In the second of his occasional series about the long-gone days when salespeople were salespeople and not "consultants’"or "business development managers" or whatever, Ian McMurray recalls a particular demonstration…
Whether we won a deal or lost a deal, the deal would always get reviewed to find out what lessons we’d learned. It was built into the sales process, and was absolutely invaluable in improving our win rate.
I was just back from my training class on terminals (new and exciting technology that enabled what we used to call a visual display unit – or VDU – to communicate with a host mainframe…). The senior account manager for whom I was working at the time was engaged in a substantial deal with a packaging company – and he asked me to come along to a presentation to show off my newfound knowledge.

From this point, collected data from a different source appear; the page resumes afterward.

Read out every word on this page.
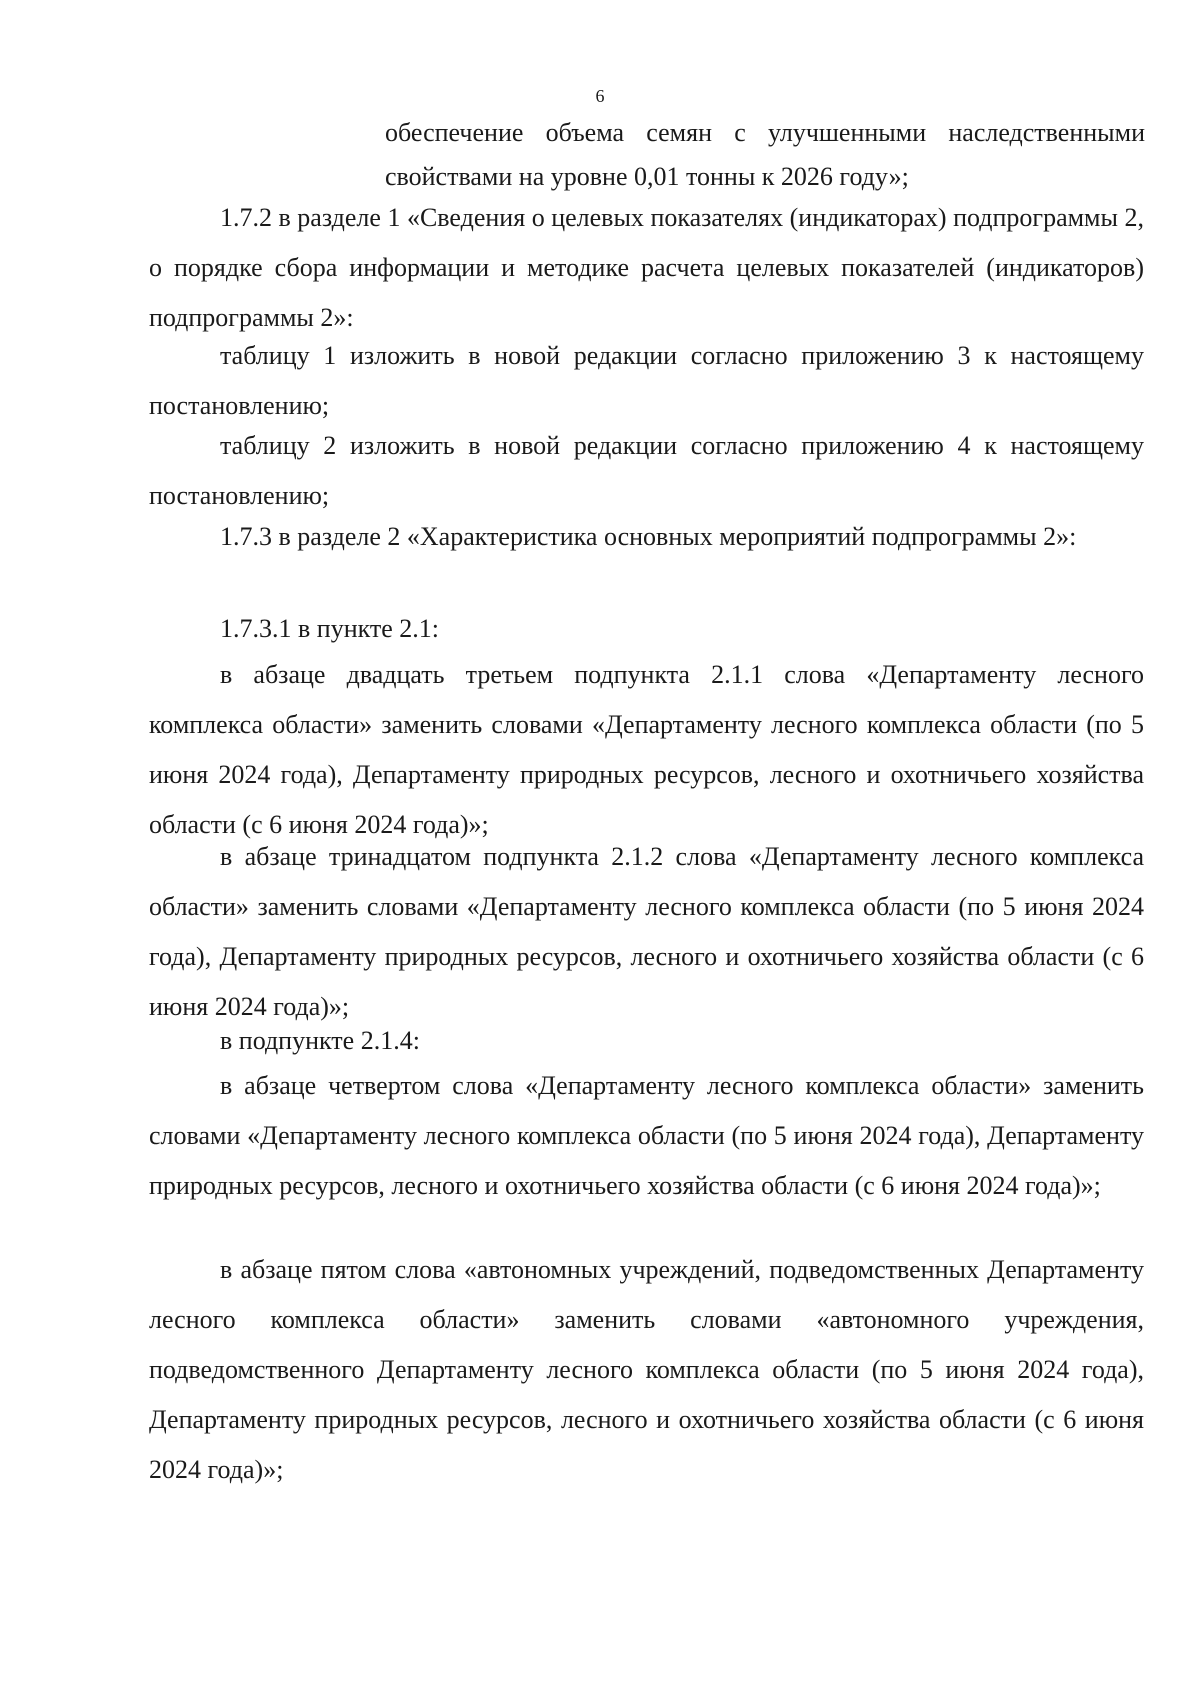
6

обеспечение объема семян с улучшенными наследственными свойствами на уровне 0,01 тонны к 2026 году»;

1.7.2 в разделе 1 «Сведения о целевых показателях (индикаторах) подпрограммы 2, о порядке сбора информации и методике расчета целевых показателей (индикаторов) подпрограммы 2»:

таблицу 1 изложить в новой редакции согласно приложению 3 к настоящему постановлению;

таблицу 2 изложить в новой редакции согласно приложению 4 к настоящему постановлению;

1.7.3 в разделе 2 «Характеристика основных мероприятий подпрограммы 2»:

1.7.3.1 в пункте 2.1:

в абзаце двадцать третьем подпункта 2.1.1 слова «Департаменту лесного комплекса области» заменить словами «Департаменту лесного комплекса области (по 5 июня 2024 года), Департаменту природных ресурсов, лесного и охотничьего хозяйства области (с 6 июня 2024 года)»;

в абзаце тринадцатом подпункта 2.1.2 слова «Департаменту лесного комплекса области» заменить словами «Департаменту лесного комплекса области (по 5 июня 2024 года), Департаменту природных ресурсов, лесного и охотничьего хозяйства области (с 6 июня 2024 года)»;

в подпункте 2.1.4:

в абзаце четвертом слова «Департаменту лесного комплекса области» заменить словами «Департаменту лесного комплекса области (по 5 июня 2024 года), Департаменту природных ресурсов, лесного и охотничьего хозяйства области (с 6 июня 2024 года)»;

в абзаце пятом слова «автономных учреждений, подведомственных Департаменту лесного комплекса области» заменить словами «автономного учреждения, подведомственного Департаменту лесного комплекса области (по 5 июня 2024 года), Департаменту природных ресурсов, лесного и охотничьего хозяйства области (с 6 июня 2024 года)»;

Well, there was no stopping me… I probably bored the prospect half to death as I ran through – and demonstrated – all the wonderful features of the TD800.
The good news was, we ended up winning the deal. As part of the post-win review, we’d asked the customer “Why did you buy from us?” He gave us several reasons – but, if I recall correctly, high on his list was the fact that our TD800 VDU had a scrolling feature, which enabled text (this was well before you could get graphics onto a screen) to be – well, scrolled through.
You could have knocked us down with the proverbial feather. The fact was that we knew all of our competitors on the deal also offered VDUs with a scrolling feature. But they didn’t have the advantage of a young, keen junior account manager fresh out of his class to demonstrate it. And, naturally, the assumption was that, if they didn’t demonstrate it, they didn’t have it.
The moral of the story is, of course, that we tend to assume – especially as we get more experienced - that our prospects know as much as we do, and are fully aware of what’s available to them. That can be a dangerous assumption. If a competitor demonstrates a feature that you also have, but you don’t demonstrate it – what’s the prospect supposed to think? Your offering will suffer by comparison – as the result of a simple omission…
The subject of demonstrations is another one close to my heart. Every training class I attended – and there were many of them through the first couple of years of my apprenticeship with one of America’s biggest computer companies – always ended with a pass/fail test that involved a demonstration, whether the class was about product knowledge, industry understanding or sales skills. Many’s the night I’ve been up till the wee small hours, perfecting a demonstration on a piece of kit that was at best temperamental, and at worst just downright hostile.
Demonstrations seem to be a lost art these days – more’s the pity.